In May 2005, Annandale High gave 513 IB tests and 104 AP tests. That totaled 617 tests. I subtracted the three AP tests taken by Annandale students who had taken an IB test in the same subject, probably because they were afraid that some colleges that discriminate against the IB program would deny them college credit for their IB work unless they had an AP test grade, too. With those extra tests removed, Annandale's total was 614. I divided by 462 graduating seniors and arrived at a Challenge Index rating of 1.329. Fairfax County reported that 69 percent of the IB exams at Annandale received passing grades of 4 or above on the 7-point tests and 62 percent of the AP tests received passing grades of 3 or above on the 5-point AP tests. It said 38.1 percent of the graduating class of 2005 had at least one passing grade on an AP or IB test at some time during their time at Annandale High.

I put that Equity and Excellence rate of 38.1 percent (much higher than the national average of 14.1 percent) in parenthesis next to Annandale's name on the list, and checked out the ratings of the other schools.

I noticed something right away. Roughly speaking, the Challenge Index and Equity and Excellence ratings seemed to be measuring the same thing. The top ten schools on the Challenge Index included eight of the schools that would be in the top ten if I had ranked them by Equity and Excellence. The rest of the list followed that pattern, generally, but there were some exceptions, and Annandale was one of the most interesting. Most of the schools near Annandale on the list had Equity and Excellence rates in the teens or twenties, nowhere near 38.1 percent. I counted 44 schools ranked above Annandale on the Challenge Index that had Equity and Excellence ratings below 38.1.

So not only are Albright and the teachers at Annadale getting many more students involved in college level courses, but they are teaching them so well that they are doing better than even schools with their same high participation rates at finding ways for those students to master the material.

I have a theory about American teachers. I call it the hoops syndrome. Put any small disposable object in the hand of most people in this land that invented basketball, point them toward any open receptacle, and they will try to toss the object through the hoop. Teachers have the same irresistible impulse to help their students reach any distant but worthy goal. That is why I like AP and IB and the other high-level courses with independent assessments that are being introduced in our schools. Give a teacher a room full of students excited about hitting that target, and that teacher will try every possible way to make it happen.
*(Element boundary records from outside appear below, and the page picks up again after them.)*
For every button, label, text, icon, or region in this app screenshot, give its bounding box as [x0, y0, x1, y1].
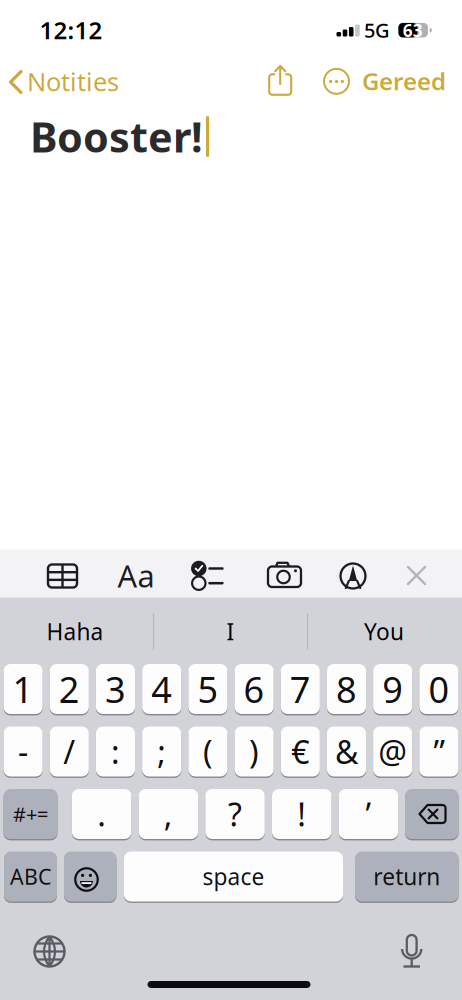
staticText: Gereed [362, 65, 446, 97]
staticText: ’ [366, 793, 372, 835]
staticText: ( [203, 730, 213, 773]
staticText: 0 [428, 665, 449, 713]
staticText: 9 [382, 665, 403, 713]
staticText: 5 [197, 665, 218, 713]
staticText: #+= [13, 801, 48, 827]
staticText: ! [297, 793, 306, 835]
staticText: : [111, 730, 120, 773]
staticText: ) [249, 730, 259, 773]
staticText: Haha [46, 616, 104, 646]
staticText: I [226, 616, 234, 646]
staticText: ? [228, 793, 242, 835]
staticText: 2 [59, 665, 80, 713]
staticText: & [335, 730, 358, 773]
staticText: 7 [290, 665, 311, 713]
staticText: Booster! [30, 109, 203, 164]
staticText: Aa [118, 555, 154, 596]
staticText: 5G [364, 17, 390, 43]
staticText: 6 [244, 665, 265, 713]
staticText: ” [433, 730, 444, 773]
staticText: 1 [13, 665, 34, 713]
staticText: 8 [336, 665, 357, 713]
staticText: You [364, 616, 404, 646]
staticText: return [373, 861, 440, 892]
staticText: Notities [27, 65, 119, 98]
staticText: - [18, 730, 28, 773]
staticText: ; [157, 730, 166, 773]
staticText: 12:12 [40, 14, 102, 46]
staticText: space [202, 861, 264, 892]
staticText: € [291, 730, 309, 773]
staticText: . [97, 793, 106, 835]
staticText: 3 [105, 665, 126, 713]
staticText: / [63, 730, 75, 773]
staticText: @ [378, 730, 407, 773]
staticText: 63 [403, 19, 423, 42]
staticText: ABC [10, 862, 51, 891]
staticText: 4 [151, 665, 172, 713]
staticText: , [164, 793, 173, 835]
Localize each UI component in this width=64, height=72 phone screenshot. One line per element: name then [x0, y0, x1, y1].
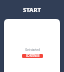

At Annandale, Albright told me, everybody gets into the act---the IB teachers, the AP teachers and the teachers who have to prepare the lower grade students for those programs. They understand that a student who has never before had a challenging course may act bored or uninterested, when actually they are frightened. "Being apathetic and being terrified looks the same in an adolescent boy," she said.

Sometimes what would seem to be a simplistic concept in a high-income school has to be carefully explained at Annandale. "Take inference," Albright said. "Our kids don't necessarily come to school knowing how to do that." But if their teachers take the time to explain, many get it, and their Equity and Excellence rating goes up.

The new list makes me want to explore other issues: Why would two schools with almost identical student characteristics have very different participation and mastery rates? Why do some affluent districts wallow near the bottom of the list while some less wealthy districts soar? How can the experiences of the most successful schools be communicated to those that need help?

Take a look at the new list. Tell me what you find interesting. What I think it shows is that there are a great many teachers doing exceptional work, and that is something worth measuring.